In a recent systematic review of longitudinal studies attempting to create postnatal growth charts for preterm infants, Villar and colleagues8 noted that overall methodologic quality of the studies was fair to low by a scoring system. Several studies included in the review were from historical cohorts of infants, and their management would not be comparable with current practice. However, there were nine studies that looked at cohorts of infants born after the year 200010,24,25,26,27,28,29,30,31, which are more representative of current clinical care. Only three of these studies had sufficient sample size for analysis10,24,27. Of the nine studies, six studies did not publish any centile lines10,24,26,28,29,30 and one study produced only birth-weight specific data with no attempt at constructing charts25. The study by Bocca-Tjeertes and colleagues27 published reference centiles for growth of preterm infants up to 15 months of age. However, the early postnatal period from birth up to discharge from the neonatal unit was presented in a compressed format in the chart and would be challenging to use clinically on the neonatal unit. The study by Villar and colleagues31, while methodologically rigorous, had a small sample size (201 infants), with only 28 infants born below 33 weeks of gestation (centile charts were presented from 27 weeks of gestation). Thus, no longitudinal reference centile charts exist to monitor the most vulnerable preterm infants born at extremes of gestation, who are at the highest risk of having growth problems. This is a specific gap we have aimed to fill.

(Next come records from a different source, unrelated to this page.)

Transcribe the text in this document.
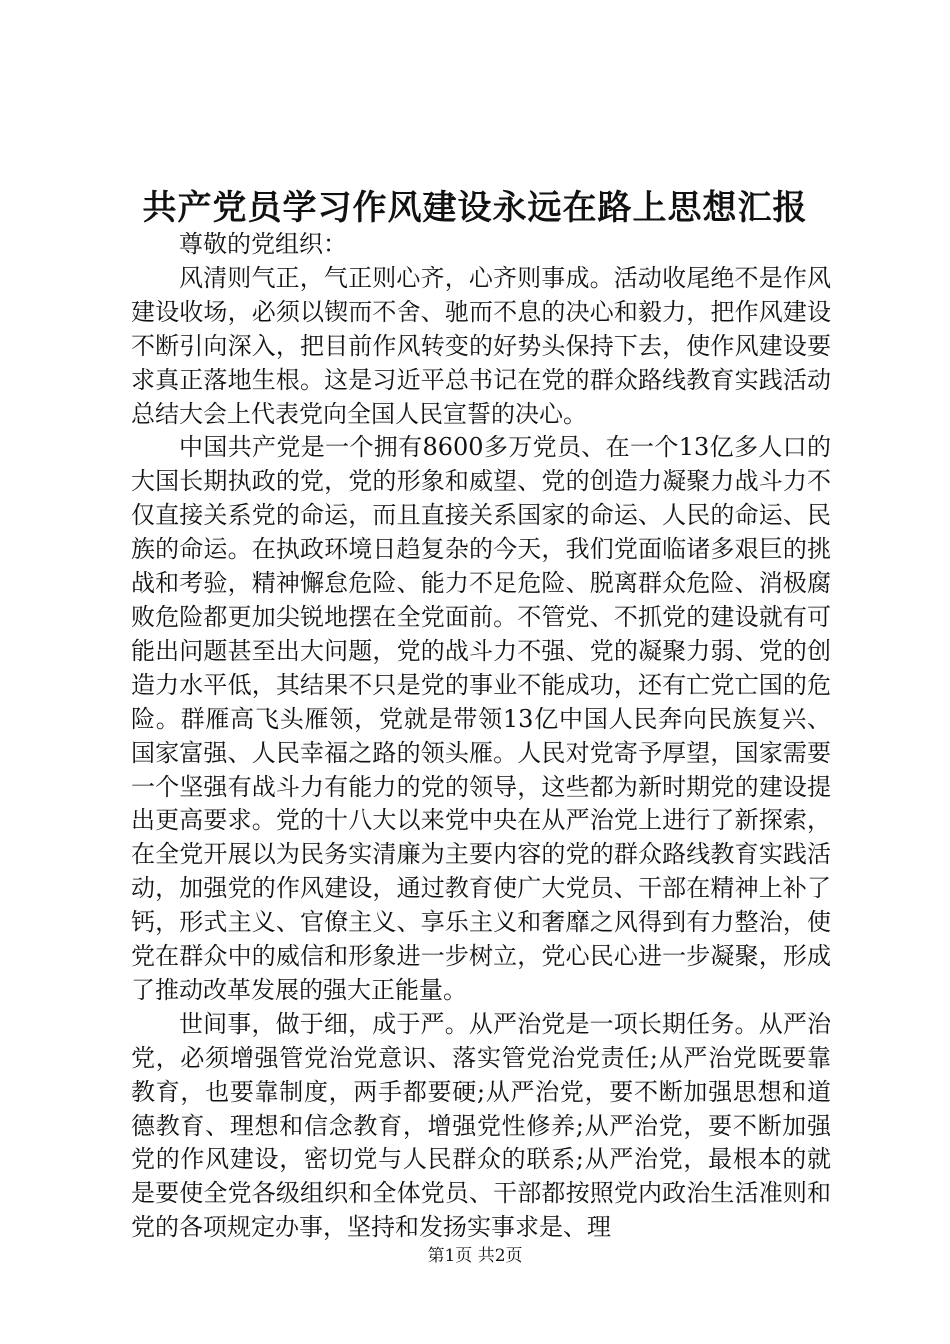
共产党员学习作风建设永远在路上思想汇报

尊敬的党组织：

风清则气正，气正则心齐，心齐则事成。活动收尾绝不是作风建设收场，必须以锲而不舍、驰而不息的决心和毅力，把作风建设不断引向深入，把目前作风转变的好势头保持下去，使作风建设要求真正落地生根。这是习近平总书记在党的群众路线教育实践活动总结大会上代表党向全国人民宣誓的决心。

中国共产党是一个拥有8600多万党员、在一个13亿多人口的大国长期执政的党，党的形象和威望、党的创造力凝聚力战斗力不仅直接关系党的命运，而且直接关系国家的命运、人民的命运、民族的命运。在执政环境日趋复杂的今天，我们党面临诸多艰巨的挑战和考验，精神懈怠危险、能力不足危险、脱离群众危险、消极腐败危险都更加尖锐地摆在全党面前。不管党、不抓党的建设就有可能出问题甚至出大问题，党的战斗力不强、党的凝聚力弱、党的创造力水平低，其结果不只是党的事业不能成功，还有亡党亡国的危险。群雁高飞头雁领，党就是带领13亿中国人民奔向民族复兴、国家富强、人民幸福之路的领头雁。人民对党寄予厚望，国家需要一个坚强有战斗力有能力的党的领导，这些都为新时期党的建设提出更高要求。党的十八大以来党中央在从严治党上进行了新探索，在全党开展以为民务实清廉为主要内容的党的群众路线教育实践活动，加强党的作风建设，通过教育使广大党员、干部在精神上补了钙，形式主义、官僚主义、享乐主义和奢靡之风得到有力整治，使党在群众中的威信和形象进一步树立，党心民心进一步凝聚，形成了推动改革发展的强大正能量。

世间事，做于细，成于严。从严治党是一项长期任务。从严治党，必须增强管党治党意识、落实管党治党责任;从严治党既要靠教育，也要靠制度，两手都要硬;从严治党，要不断加强思想和道德教育、理想和信念教育，增强党性修养;从严治党，要不断加强党的作风建设，密切党与人民群众的联系;从严治党，最根本的就是要使全党各级组织和全体党员、干部都按照党内政治生活准则和党的各项规定办事，坚持和发扬实事求是、理

第1页 共2页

Our study has several strengths including a large sample size and using gestation (and not birth weight) as the correct representation of prematurity. We have used rigorous and detailed analysis followed by easily replicable mixed modelling methods allowing for variability (a constant in this population) at every stage, resulting in predictive weight-gain centiles of extreme preterm infants. This contemporary data reflects current clinical practice and any variations in clinical management are expected to be reflected in the large data set analysed. Borrowing strengths across gestation groups has allowed us to make meaningful predictions for even the early gestation groups, where smaller numbers of infants were available to provide data. Parametric modelling allowed borrowing of strength across the whole dataset, so that (in principle) even a full-term infant could contribute something to our estimation of growth curves for extremely preterm infants although in practice, such contributions are small. Although we have presented reference centiles for only a few chosen gestations, this is neither due to data paucity nor model inadequacy but is instead a limitation of static graphical presentation. The model is in principle infinitely fine-grained and interpolates seamlessly between different ages and gestations. Any choice of static plots will necessarily represent a compromise between precision and practicality: it would be impractical to suggest neonatal units employ books of growth charts hundreds of pages long corresponding to all possible combinations of age and gestation. Nevertheless, we consider dynamic plots an attractive and viable option in the near future, where growth percentiles tailored exactly to a child’s age and gestation are instantly available electronically. Our data and model can already produce such dynamic predictions; our static representations provide an example of these possibilities.

There are some limitations that need pointing out. Although most infants in our cohort come from a population where gestation is assessed early at around 12–14 weeks by ultrasound, this data was not available to us to cross-check. Weight measurements were taken using similar machines at the different hospitals, but these were not standardised or quality controlled. Morbidity data in our retrospective cohort was of an insufficient quality to include in the model predictions for individualised charts. All of these limitations can be corrected by designing a prospective national study to collect representative data.

In conclusion, we have published the first gestation- and gender-specific predictive longitudinal weight gain charts in extreme preterm infants. This model can be used to produce similar reference charts for other anthropological measurements from preterm infants, by collecting prospective data in a national study.